De la Chine à Anvers, via la route ferroviaire de la soie

Un premier train de marchandises est arrivé samedi au port d'Anvers via la route de la soie ferroviaire mise en place pour relier la Chine à la métropole (photos archives). "Nous travaillons depuis longtemps à ce projet de liaison directe et c'est donc une étape importante de notre relation commerciale avec la Chine", a déclaré le directeur financier du port d'Anvers, Luc Arnouts.

La liaison entre la Chine et le port d’Anvers fait partie de la "Belt and Road Initiative" (BRI ou Nouvelle route de la soie), une stratégie chinoise visant à créer de nouvelles routes commerciales reliant l'Asie à l'Europe.
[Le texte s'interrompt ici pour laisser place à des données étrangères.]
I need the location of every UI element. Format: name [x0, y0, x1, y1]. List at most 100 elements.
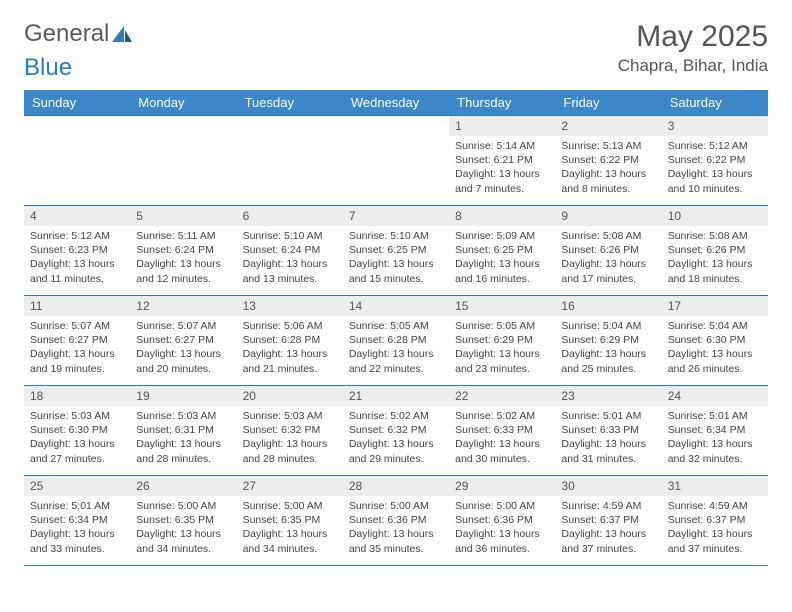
day-number: 26 — [130, 476, 236, 496]
calendar-cell — [24, 116, 130, 206]
calendar-cell: 17Sunrise: 5:04 AMSunset: 6:30 PMDayligh… — [662, 296, 768, 386]
calendar-cell: 30Sunrise: 4:59 AMSunset: 6:37 PMDayligh… — [555, 476, 661, 566]
logo-sail-icon — [112, 26, 132, 42]
day-detail: Sunrise: 5:13 AMSunset: 6:22 PMDaylight:… — [555, 136, 661, 199]
calendar-cell: 29Sunrise: 5:00 AMSunset: 6:36 PMDayligh… — [449, 476, 555, 566]
day-number: 3 — [662, 116, 768, 136]
calendar-cell: 15Sunrise: 5:05 AMSunset: 6:29 PMDayligh… — [449, 296, 555, 386]
day-number: 22 — [449, 386, 555, 406]
day-number: 21 — [343, 386, 449, 406]
day-detail: Sunrise: 5:02 AMSunset: 6:32 PMDaylight:… — [343, 406, 449, 469]
day-number: 4 — [24, 206, 130, 226]
weekday-header: Friday — [555, 90, 661, 116]
day-detail: Sunrise: 5:02 AMSunset: 6:33 PMDaylight:… — [449, 406, 555, 469]
calendar-cell: 14Sunrise: 5:05 AMSunset: 6:28 PMDayligh… — [343, 296, 449, 386]
day-number: 5 — [130, 206, 236, 226]
calendar-cell: 1Sunrise: 5:14 AMSunset: 6:21 PMDaylight… — [449, 116, 555, 206]
calendar-cell — [130, 116, 236, 206]
day-detail: Sunrise: 4:59 AMSunset: 6:37 PMDaylight:… — [555, 496, 661, 559]
calendar-cell: 5Sunrise: 5:11 AMSunset: 6:24 PMDaylight… — [130, 206, 236, 296]
day-number: 9 — [555, 206, 661, 226]
day-number: 25 — [24, 476, 130, 496]
day-detail: Sunrise: 5:08 AMSunset: 6:26 PMDaylight:… — [662, 226, 768, 289]
calendar-cell: 31Sunrise: 4:59 AMSunset: 6:37 PMDayligh… — [662, 476, 768, 566]
day-detail: Sunrise: 5:03 AMSunset: 6:32 PMDaylight:… — [237, 406, 343, 469]
logo: General — [24, 20, 135, 48]
calendar-cell: 27Sunrise: 5:00 AMSunset: 6:35 PMDayligh… — [237, 476, 343, 566]
day-number: 14 — [343, 296, 449, 316]
calendar-cell: 3Sunrise: 5:12 AMSunset: 6:22 PMDaylight… — [662, 116, 768, 206]
calendar-cell: 11Sunrise: 5:07 AMSunset: 6:27 PMDayligh… — [24, 296, 130, 386]
weekday-header: Saturday — [662, 90, 768, 116]
calendar-cell: 4Sunrise: 5:12 AMSunset: 6:23 PMDaylight… — [24, 206, 130, 296]
calendar-cell: 12Sunrise: 5:07 AMSunset: 6:27 PMDayligh… — [130, 296, 236, 386]
day-number: 8 — [449, 206, 555, 226]
calendar-cell: 26Sunrise: 5:00 AMSunset: 6:35 PMDayligh… — [130, 476, 236, 566]
day-number: 20 — [237, 386, 343, 406]
calendar-cell: 6Sunrise: 5:10 AMSunset: 6:24 PMDaylight… — [237, 206, 343, 296]
day-number: 11 — [24, 296, 130, 316]
calendar-cell: 22Sunrise: 5:02 AMSunset: 6:33 PMDayligh… — [449, 386, 555, 476]
calendar-cell: 28Sunrise: 5:00 AMSunset: 6:36 PMDayligh… — [343, 476, 449, 566]
calendar-cell: 2Sunrise: 5:13 AMSunset: 6:22 PMDaylight… — [555, 116, 661, 206]
day-number: 24 — [662, 386, 768, 406]
day-detail: Sunrise: 5:00 AMSunset: 6:35 PMDaylight:… — [237, 496, 343, 559]
day-number: 13 — [237, 296, 343, 316]
day-number: 12 — [130, 296, 236, 316]
weekday-header: Tuesday — [237, 90, 343, 116]
day-detail: Sunrise: 5:04 AMSunset: 6:29 PMDaylight:… — [555, 316, 661, 379]
calendar-cell: 25Sunrise: 5:01 AMSunset: 6:34 PMDayligh… — [24, 476, 130, 566]
day-detail: Sunrise: 5:05 AMSunset: 6:28 PMDaylight:… — [343, 316, 449, 379]
day-detail: Sunrise: 5:01 AMSunset: 6:34 PMDaylight:… — [662, 406, 768, 469]
day-detail: Sunrise: 5:10 AMSunset: 6:24 PMDaylight:… — [237, 226, 343, 289]
day-detail: Sunrise: 5:11 AMSunset: 6:24 PMDaylight:… — [130, 226, 236, 289]
logo-text-general: General — [24, 20, 109, 48]
calendar-cell: 8Sunrise: 5:09 AMSunset: 6:25 PMDaylight… — [449, 206, 555, 296]
day-number: 29 — [449, 476, 555, 496]
day-detail: Sunrise: 5:06 AMSunset: 6:28 PMDaylight:… — [237, 316, 343, 379]
month-title: May 2025 — [618, 20, 768, 54]
calendar-cell: 16Sunrise: 5:04 AMSunset: 6:29 PMDayligh… — [555, 296, 661, 386]
weekday-header: Wednesday — [343, 90, 449, 116]
day-number: 6 — [237, 206, 343, 226]
day-detail: Sunrise: 4:59 AMSunset: 6:37 PMDaylight:… — [662, 496, 768, 559]
day-number: 23 — [555, 386, 661, 406]
day-detail: Sunrise: 5:09 AMSunset: 6:25 PMDaylight:… — [449, 226, 555, 289]
day-detail: Sunrise: 5:00 AMSunset: 6:35 PMDaylight:… — [130, 496, 236, 559]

C’est dans ce même cadre que s’inscrit la liaison Daqing – Zeebrugge, lancée l’an dernier pour le transport de voitures Volvo.

Le train, arrivé ce samedi à Anvers, avait quitté la ville portuaire chinoise de Tangshan le 26 avril. Il a ensuite traversé le Kazakhstan, la Russie, la Biélorussie, la Pologne et l'Allemagne avant de rallier la ville flamande. Au total, il aura parcouru une distance de 11.000 kilomètres en 16 jours.

"Cette liaison ferroviaire directe met notre port sur la carte de la BRI et va encore renforcer notre relation avec la Chine", s'est réjoui Luc Arnouts, directeur financier du port anversois.

Les autorités locales chinoises ont l'intention de réaliser un à deux trajets par mois à destination d'Anvers. La cité portuaire de Tangshan va dans cette optique renforcer sa collaboration avec la métropole flamande. "La Chine est le quatrième plus important pays partenaire pour Anvers avec un trafic annuel de près de 14 millions de tonnes de fret", a rappelé l'échevin anversois du port, Marc Van Peel (CD&V).